Moats and Earthworks

It is probably true that until Tudor times any rural house of fair size would be moated. A water filled ditch served as a defence against raiders and outlaws, as a fish-pond, and as a drain. Most moat sites , deserted, had fallen into disuse, becoming infilled middens and shrunken duck ponds before antiquarians could record them. So, few appear on maps and fewer still survive today. In this Quarter we can be sure of only one, and that unrecognisable. 'The Moats', partly obliterated by the widening of Yardley Wood Road opposite Haunch Lane, seems to have been a ring earthwork at the foot of a slope, with water defences fed by a rill on three sides.
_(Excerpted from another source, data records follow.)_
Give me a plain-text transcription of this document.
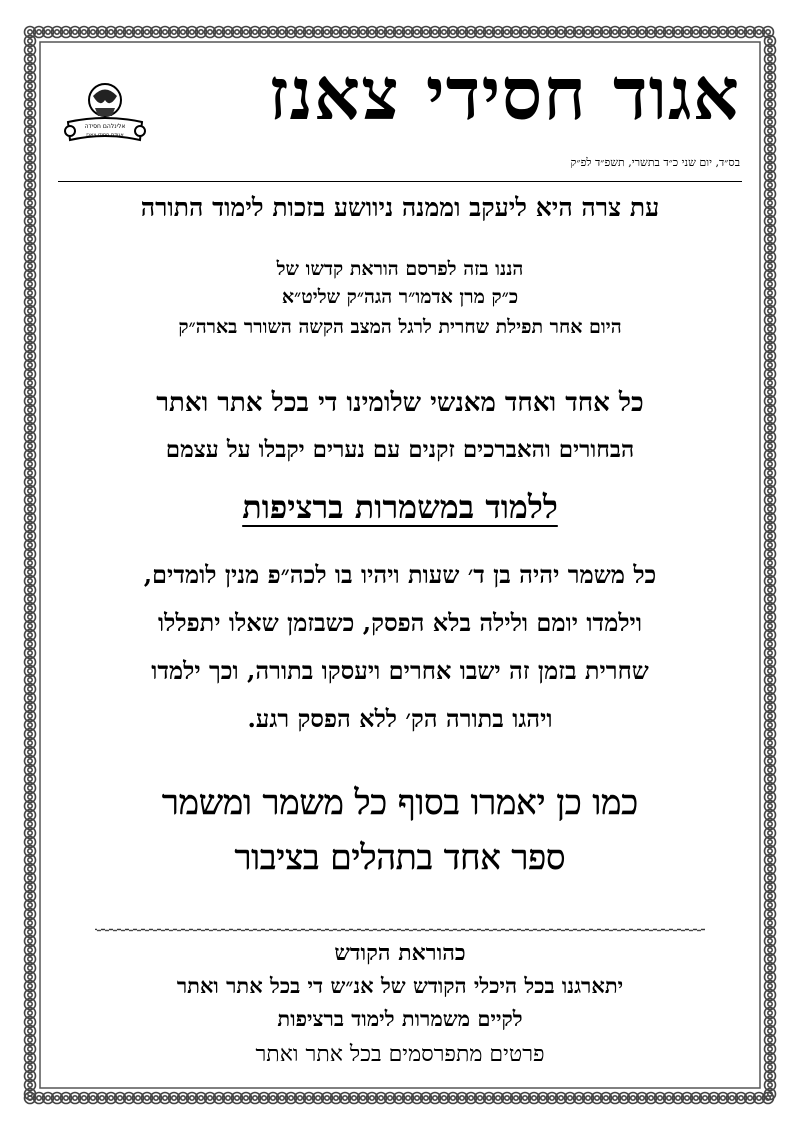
אגוד חסידי צאנז
אלינלהם חסידה
אגודת חסידי צאנז
בס״ד, יום שני כ״ד בתשרי, תשפ״ד לפ״ק
עת צרה היא ליעקב וממנה ניוושע בזכות לימוד התורה
הננו בזה לפרסם הוראת קדשו של
כ״ק מרן אדמו״ר הגה״ק שליט״א
היום אחר תפילת שחרית לרגל המצב הקשה השורר בארה״ק
כל אחד ואחד מאנשי שלומינו די בכל אתר ואתר
הבחורים והאברכים זקנים עם נערים יקבלו על עצמם
ללמוד במשמרות ברציפות
כל משמר יהיה בן ד׳ שעות ויהיו בו לכה״פ מנין לומדים,
וילמדו יומם ולילה בלא הפסק, כשבזמן שאלו יתפללו
שחרית בזמן זה ישבו אחרים ויעסקו בתורה, וכך ילמדו
ויהגו בתורה הק׳ ללא הפסק רגע.
כמו כן יאמרו בסוף כל משמר ומשמר
ספר אחד בתהלים בציבור
כהוראת הקודש
יתארגנו בכל היכלי הקודש של אנ״ש די בכל אתר ואתר
לקיים משמרות לימוד ברציפות
פרטים מתפרסמים בכל אתר ואתר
The date and purpose of this feature are unknown.

It is one of several sites on or close to the manor bound which may date from the early medieval expansion into the waste. Even less can be said of a site at Swanshurst, where the marshy valleys of Coldbath Brook and a tributary protected two sides of an 11-acre earthwork. A line of trees marks the slumped and quarried bank parallel to the brook, but few other traces have survived destruction by ploughing in 1821. The probable extent is indicated by the gardens of house in Yardley Wood and Windermere Roads. A possible redoubt knoll at the east end was later a windmill site.

At the spring-source of Robin Hood Brook, round which Highfield Road curves, a moat survived until the 1930's, and there must have been others at a dozen ancient dwelling-sites.